Exchange-traded funds, or ETFs, and mutual funds are often used interchangeably because they share many similarities and can achieve the same crucial investment goal: diversifying your portfolio.
Both allow investors to buy a basket of assets, usually a mix of stocks and bonds, which have been selected by teams of expert investors. But there are important differences between ETFs and mutual funds.
For starters, during normal US exchange trading hours, you can buy any ETF at the price it’s trading at, just like stocks. But with mutual funds, you have to wait until the markets close to buy or sell them since that’s when their net asset value, a measure that represents the commutative value of all of the fund’s assets, is calculated.
Here are some other key differences.
Consider the following hypothetical example:
There is a supermarket delivery service that offers customers two different weekly subscription options. Under the first option, your weekly order will be based on what the typical American household buys, which rarely changes over time. You cannot make substitutions or remove goods that you do not want. Total cost: $90 per week. And there is no minimum weekly subscription.
Under the second option, you can select a category that best suits your dietary needs. So if you’re vegan, you don’t have to worry about getting stuck with chicken breast. And as new products are introduced or certain items go on sale, the person overseeing the shopping lists will make adjustments. Total cost: $175 per week, and you must commit to at least an eight-week subscription.
The first option, in a very basic sense, is like an ETF. ETFs are typically constructed based on what’s included in a major index like the S&P 500 or a sub-index like the S&P 500 Consumer Staples. Because they follow the indices, the composition of ETFs generally only changes when the indices do, which is not often the case.
On average, index ETF fees reach 0.18% of your investment per year, according to a 2021 report by the Investment Company Institute (ICI), an investment industry association. So if you invest $1,000, you will pay $18 in fees.
That’s far less than the average 0.50% fee to invest in a stock mutual fund. In this case, if you invest $1,000, you will pay $50 in fees. Mutual funds, if you haven’t already guessed, are similar in a fundamental sense to the second option in the purchase example.
In either case, you are required to pay the fee, regardless of the performance of the fund or ETF.
So what justifies higher mutual fund fees?
Customer service level
Mutual funds tend to have higher fees than ETFs because they are often actively managed by a fund manager. This means that a team of investment experts closely monitors fund performance and trades securities based on what they believe will generate the best return for investors.
In addition to annual fees, many actively managed mutual funds require investors to make a minimum investment. For example, Vanguard has a minimum requirement of $3,000.
There are many exceptions as there are a wide variety of mutual funds. Index funds, a type of mutual fund that tracks a major stock market index, do not have fund managers who actively make investment decisions. As a result, index fund fees are even lower than ETF fees, 0.06% on average, according to ICI.
Which has better yields?
Take a look at the five-year performance of the oldest and one of the most popular ETFs, the SPDR S&P 500 ETF Trust, trading under the symbol SPY. As you can see below, it had almost identical returns against the S&P 500.

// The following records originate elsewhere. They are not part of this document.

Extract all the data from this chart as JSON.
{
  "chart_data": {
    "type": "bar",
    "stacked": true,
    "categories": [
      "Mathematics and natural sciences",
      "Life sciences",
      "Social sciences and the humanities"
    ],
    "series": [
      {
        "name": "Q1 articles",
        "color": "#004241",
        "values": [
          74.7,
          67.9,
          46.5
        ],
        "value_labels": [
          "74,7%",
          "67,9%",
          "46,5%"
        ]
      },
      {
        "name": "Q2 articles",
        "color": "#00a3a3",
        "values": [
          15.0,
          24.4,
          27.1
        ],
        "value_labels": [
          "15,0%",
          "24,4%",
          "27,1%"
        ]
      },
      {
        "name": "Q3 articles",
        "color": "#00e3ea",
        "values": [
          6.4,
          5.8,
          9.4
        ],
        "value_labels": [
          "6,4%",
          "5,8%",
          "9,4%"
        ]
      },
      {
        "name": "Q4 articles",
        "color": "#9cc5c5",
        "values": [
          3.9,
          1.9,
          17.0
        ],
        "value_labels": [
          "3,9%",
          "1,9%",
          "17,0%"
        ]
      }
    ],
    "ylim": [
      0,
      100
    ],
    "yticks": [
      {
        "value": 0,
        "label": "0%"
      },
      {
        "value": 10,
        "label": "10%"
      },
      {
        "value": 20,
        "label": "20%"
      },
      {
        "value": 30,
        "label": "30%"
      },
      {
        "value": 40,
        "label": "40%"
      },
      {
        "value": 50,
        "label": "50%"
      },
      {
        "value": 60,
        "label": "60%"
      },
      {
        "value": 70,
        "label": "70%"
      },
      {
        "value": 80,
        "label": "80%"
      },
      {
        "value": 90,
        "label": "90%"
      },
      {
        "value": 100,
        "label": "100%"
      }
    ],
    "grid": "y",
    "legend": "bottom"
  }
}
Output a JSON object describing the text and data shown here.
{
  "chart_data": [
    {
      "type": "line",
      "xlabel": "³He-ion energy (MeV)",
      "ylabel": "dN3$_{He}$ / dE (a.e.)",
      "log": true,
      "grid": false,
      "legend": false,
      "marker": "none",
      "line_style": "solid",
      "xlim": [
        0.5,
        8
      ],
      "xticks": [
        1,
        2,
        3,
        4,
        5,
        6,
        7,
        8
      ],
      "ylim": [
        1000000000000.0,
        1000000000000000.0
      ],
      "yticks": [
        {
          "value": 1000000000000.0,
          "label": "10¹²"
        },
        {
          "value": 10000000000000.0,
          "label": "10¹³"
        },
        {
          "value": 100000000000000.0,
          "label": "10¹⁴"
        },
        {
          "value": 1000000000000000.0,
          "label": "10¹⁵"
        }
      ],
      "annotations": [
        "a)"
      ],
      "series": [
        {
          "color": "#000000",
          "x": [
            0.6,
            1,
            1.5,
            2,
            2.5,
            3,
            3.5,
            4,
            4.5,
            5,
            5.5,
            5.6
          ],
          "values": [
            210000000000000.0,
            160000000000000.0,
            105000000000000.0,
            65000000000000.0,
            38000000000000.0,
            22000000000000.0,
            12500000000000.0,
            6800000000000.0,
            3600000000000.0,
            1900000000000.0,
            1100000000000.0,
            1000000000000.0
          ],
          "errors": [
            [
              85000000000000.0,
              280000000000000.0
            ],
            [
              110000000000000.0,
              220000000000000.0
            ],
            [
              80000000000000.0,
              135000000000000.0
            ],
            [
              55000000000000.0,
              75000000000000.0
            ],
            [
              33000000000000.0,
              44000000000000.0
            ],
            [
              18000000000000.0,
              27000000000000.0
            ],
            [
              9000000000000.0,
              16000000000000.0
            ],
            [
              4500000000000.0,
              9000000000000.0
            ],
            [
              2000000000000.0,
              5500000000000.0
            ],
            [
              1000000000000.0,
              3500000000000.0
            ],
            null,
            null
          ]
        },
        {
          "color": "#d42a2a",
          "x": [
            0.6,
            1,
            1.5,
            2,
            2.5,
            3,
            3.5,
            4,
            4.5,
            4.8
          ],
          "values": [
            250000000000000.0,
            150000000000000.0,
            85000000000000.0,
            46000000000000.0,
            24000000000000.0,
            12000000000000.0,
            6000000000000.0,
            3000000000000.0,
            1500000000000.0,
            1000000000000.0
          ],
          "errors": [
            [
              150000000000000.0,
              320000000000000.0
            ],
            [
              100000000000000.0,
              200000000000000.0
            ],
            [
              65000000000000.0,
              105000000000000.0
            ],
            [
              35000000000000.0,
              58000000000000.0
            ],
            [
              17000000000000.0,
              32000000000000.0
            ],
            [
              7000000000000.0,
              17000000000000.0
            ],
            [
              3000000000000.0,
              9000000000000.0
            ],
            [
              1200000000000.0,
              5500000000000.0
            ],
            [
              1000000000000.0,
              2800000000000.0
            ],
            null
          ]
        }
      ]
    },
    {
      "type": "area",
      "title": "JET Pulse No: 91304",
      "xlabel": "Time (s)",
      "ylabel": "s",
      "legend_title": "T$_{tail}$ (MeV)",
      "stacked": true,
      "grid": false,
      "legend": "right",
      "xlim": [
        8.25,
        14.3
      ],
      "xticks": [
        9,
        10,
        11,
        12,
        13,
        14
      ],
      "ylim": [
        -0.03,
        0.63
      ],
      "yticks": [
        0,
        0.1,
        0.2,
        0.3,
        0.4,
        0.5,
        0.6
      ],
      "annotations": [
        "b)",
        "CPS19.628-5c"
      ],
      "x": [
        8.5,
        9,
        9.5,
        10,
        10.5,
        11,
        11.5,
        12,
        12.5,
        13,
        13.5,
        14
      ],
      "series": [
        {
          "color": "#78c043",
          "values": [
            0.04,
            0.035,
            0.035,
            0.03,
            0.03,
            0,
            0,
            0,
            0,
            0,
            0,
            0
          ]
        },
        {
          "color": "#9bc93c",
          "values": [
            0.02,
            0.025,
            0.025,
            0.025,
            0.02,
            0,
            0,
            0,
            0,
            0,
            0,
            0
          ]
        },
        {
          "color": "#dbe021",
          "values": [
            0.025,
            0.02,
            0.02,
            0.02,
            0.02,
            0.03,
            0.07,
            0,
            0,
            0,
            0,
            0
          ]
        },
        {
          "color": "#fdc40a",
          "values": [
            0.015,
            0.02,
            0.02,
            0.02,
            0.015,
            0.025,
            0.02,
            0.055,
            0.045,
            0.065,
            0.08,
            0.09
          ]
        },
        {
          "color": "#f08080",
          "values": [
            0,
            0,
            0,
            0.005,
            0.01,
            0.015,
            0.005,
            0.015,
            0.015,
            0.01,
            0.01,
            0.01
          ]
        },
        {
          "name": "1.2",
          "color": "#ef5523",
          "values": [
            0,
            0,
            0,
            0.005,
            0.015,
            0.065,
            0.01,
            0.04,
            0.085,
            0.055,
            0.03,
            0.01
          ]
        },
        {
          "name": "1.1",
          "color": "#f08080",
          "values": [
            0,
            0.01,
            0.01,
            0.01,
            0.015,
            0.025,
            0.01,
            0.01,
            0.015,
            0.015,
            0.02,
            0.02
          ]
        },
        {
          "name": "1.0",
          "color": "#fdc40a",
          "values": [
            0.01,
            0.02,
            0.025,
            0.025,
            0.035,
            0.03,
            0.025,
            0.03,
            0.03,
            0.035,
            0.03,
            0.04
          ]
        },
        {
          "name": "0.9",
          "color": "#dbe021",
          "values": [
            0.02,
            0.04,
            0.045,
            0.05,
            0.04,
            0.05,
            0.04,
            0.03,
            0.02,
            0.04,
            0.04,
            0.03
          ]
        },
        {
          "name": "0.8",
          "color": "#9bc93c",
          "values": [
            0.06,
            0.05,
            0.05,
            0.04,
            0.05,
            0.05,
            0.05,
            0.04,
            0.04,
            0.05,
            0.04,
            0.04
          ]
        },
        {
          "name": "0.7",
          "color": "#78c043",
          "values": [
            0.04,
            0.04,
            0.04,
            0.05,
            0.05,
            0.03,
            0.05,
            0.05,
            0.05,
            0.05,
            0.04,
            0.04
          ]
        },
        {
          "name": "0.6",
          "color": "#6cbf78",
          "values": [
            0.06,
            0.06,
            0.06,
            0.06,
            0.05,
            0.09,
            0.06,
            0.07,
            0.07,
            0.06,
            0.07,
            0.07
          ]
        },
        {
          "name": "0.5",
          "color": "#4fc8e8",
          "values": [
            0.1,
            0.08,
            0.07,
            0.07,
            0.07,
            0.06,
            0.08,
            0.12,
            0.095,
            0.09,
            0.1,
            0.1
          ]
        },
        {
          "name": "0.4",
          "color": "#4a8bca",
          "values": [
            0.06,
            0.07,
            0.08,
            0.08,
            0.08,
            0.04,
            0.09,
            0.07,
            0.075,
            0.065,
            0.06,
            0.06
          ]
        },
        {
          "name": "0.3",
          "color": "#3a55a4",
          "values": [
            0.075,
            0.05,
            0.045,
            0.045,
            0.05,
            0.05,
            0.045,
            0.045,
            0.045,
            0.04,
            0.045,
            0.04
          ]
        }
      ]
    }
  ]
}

The reason it doesn’t perform the same as the S&P 500 is the result of slightly different sector allocations. For example, 26.93% of the SPY is made up of information technology assets, compared to 26.92% for the S&P 500. The expense ratio for the SPY is 0.0945%.
Now take a look at one of the most popular actively managed mutual funds, American Funds Washington Mutual Investors Fund Class 529-A, trading under AWSHX. Even with its 0.56% expense ratio, it has still underperformed the S&P 500 and SPY ETF over the past five years. But over the past year, he’s outdone both.
As you can see from the chart, this fund has a very different asset allocation from SPY.
SPY’s returns versus AWSHX are not indicative of the performance of all ETFs and mutual funds, as their asset allocation varies.
How to Choose What’s Right for You
The decision mostly comes down to cost and control.
ETFs generally charge lower fees and have lower minimum investments than mutual funds. Also, because of the way mutual funds are structured, they tend to incur higher taxes than ETFs while you own them.
With mutual funds, you lose some control over when you can buy or sell them and at what price. But you have the benefit of having a team of experts to make some of those decisions.